A blue-ribbon committee of the American Statistical Association spent a year arguing about what a p-value is, and finally coughed up the following explanation aimed at laymen:
Informally, a p-value is the probability under a specified statistical model that a statistical summary of the data (for example, the sample mean difference between two compared groups) would be equal to or more extreme than its observed value.
Raise your hand if you understood a word of that. Anyone?
Among experts, the long-running argument about p-values is abstruse and knotty. But even when you ignore the deep philosophical issues, it turns out that coming up with a close-enough explanation for average Joes and Janes is tough too. Over at 538, Christie Aschwanden hints at the problem: statisticians aren’t so much interested in explaining what a p-value is as they are in busting myths and explaining what it isn’t:
A common misconception among nonstatisticians is that p-values can tell you the probability that a result occurred by chance. This interpretation is dead wrong, but you see it again and again and again and again. The p-value only tells you something about the probability of seeing your results given a particular hypothetical explanation — it cannot tell you the probability that the results are true or whether they’re due to random chance.
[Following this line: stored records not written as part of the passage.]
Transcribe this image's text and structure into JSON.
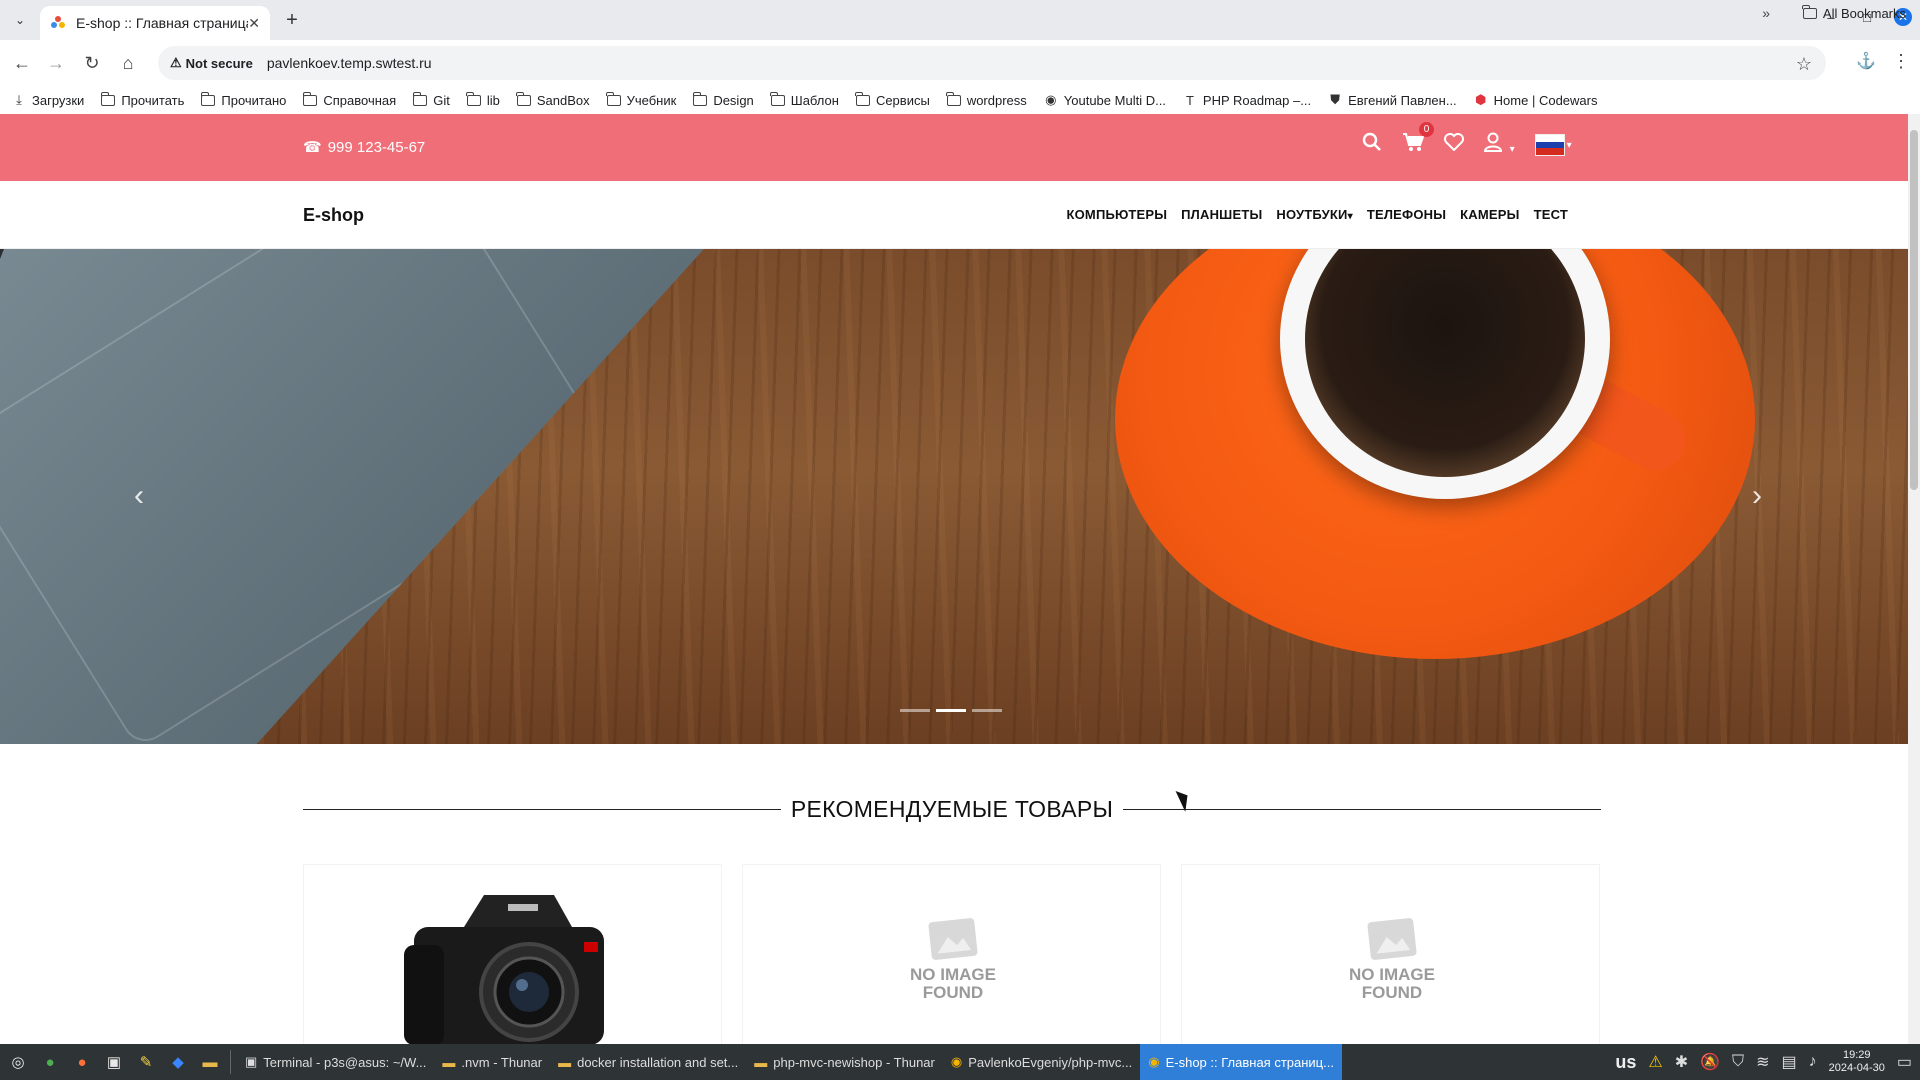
{
  "browser": {
    "tab_title": "E-shop :: Главная страница",
    "tab_close": "✕",
    "new_tab": "+",
    "security_label": "Not secure",
    "url": "pavlenkoev.temp.swtest.ru",
    "bookmarks": [
      {
        "label": "Загрузки",
        "icon": "download-icon"
      },
      {
        "label": "Прочитать",
        "icon": "folder-icon"
      },
      {
        "label": "Прочитано",
        "icon": "folder-icon"
      },
      {
        "label": "Справочная",
        "icon": "folder-icon"
      },
      {
        "label": "Git",
        "icon": "folder-icon"
      },
      {
        "label": "lib",
        "icon": "folder-icon"
      },
      {
        "label": "SandBox",
        "icon": "folder-icon"
      },
      {
        "label": "Учебник",
        "icon": "folder-icon"
      },
      {
        "label": "Design",
        "icon": "folder-icon"
      },
      {
        "label": "Шаблон",
        "icon": "folder-icon"
      },
      {
        "label": "Сервисы",
        "icon": "folder-icon"
      },
      {
        "label": "wordpress",
        "icon": "folder-icon"
      },
      {
        "label": "Youtube Multi D...",
        "icon": "globe-icon"
      },
      {
        "label": "PHP Roadmap –...",
        "icon": "site-icon"
      },
      {
        "label": "Евгений Павлен...",
        "icon": "shield-icon"
      },
      {
        "label": "Home | Codewars",
        "icon": "codewars-icon"
      }
    ],
    "all_bookmarks": "All Bookmarks"
  },
  "site": {
    "phone": "999 123-45-67",
    "cart_count": "0",
    "brand": "E-shop",
    "menu": [
      "КОМПЬЮТЕРЫ",
      "ПЛАНШЕТЫ",
      "НОУТБУКИ",
      "ТЕЛЕФОНЫ",
      "КАМЕРЫ",
      "ТЕСТ"
    ],
    "menu_dropdown_index": 2,
    "slider": {
      "slides": 3,
      "active": 1
    },
    "section_title": "РЕКОМЕНДУЕМЫЕ ТОВАРЫ",
    "products": [
      {
        "image": "camera"
      },
      {
        "image": "none",
        "placeholder_line1": "NO IMAGE",
        "placeholder_line2": "FOUND"
      },
      {
        "image": "none",
        "placeholder_line1": "NO IMAGE",
        "placeholder_line2": "FOUND"
      }
    ],
    "colors": {
      "topbar": "#f06e77",
      "badge": "#e0343f"
    }
  },
  "taskbar": {
    "tasks": [
      {
        "label": "Terminal - p3s@asus: ~/W...",
        "icon": "terminal-icon",
        "active": false
      },
      {
        "label": ".nvm - Thunar",
        "icon": "folder-icon",
        "active": false
      },
      {
        "label": "docker installation and set...",
        "icon": "folder-icon",
        "active": false
      },
      {
        "label": "php-mvc-newishop - Thunar",
        "icon": "folder-icon",
        "active": false
      },
      {
        "label": "PavlenkoEvgeniy/php-mvc...",
        "icon": "chrome-icon",
        "active": false
      },
      {
        "label": "E-shop :: Главная страниц...",
        "icon": "chrome-icon",
        "active": true
      }
    ],
    "keyboard_layout": "us",
    "time": "19:29",
    "date": "2024-04-30"
  }
}
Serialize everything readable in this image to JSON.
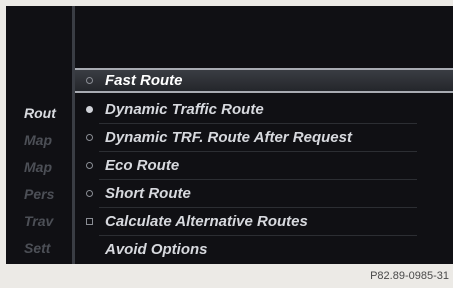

The ASA statement’s Principle No. 2: “P-values do not measure the probability that the studied hypothesis is true, or the probability that the data were produced by random chance alone.”
Personally, I’ve never been too happy with this approach, but I’ll leave that aside. I’m probably just wrong. But how about this nickel explanation?
If you’re testing a hypothesis with only a limited set of data (for example, proposing that someone is the leader of a presidential race by relying on a survey of only 1,000 people) a p-value is, informally, the probability that the small dataset validated your hypothesis merely by chance.
I suppose that’s wrong too in some kind of barely comprehensible way. It always is. But close! And, perhaps, reasonably comprehensible?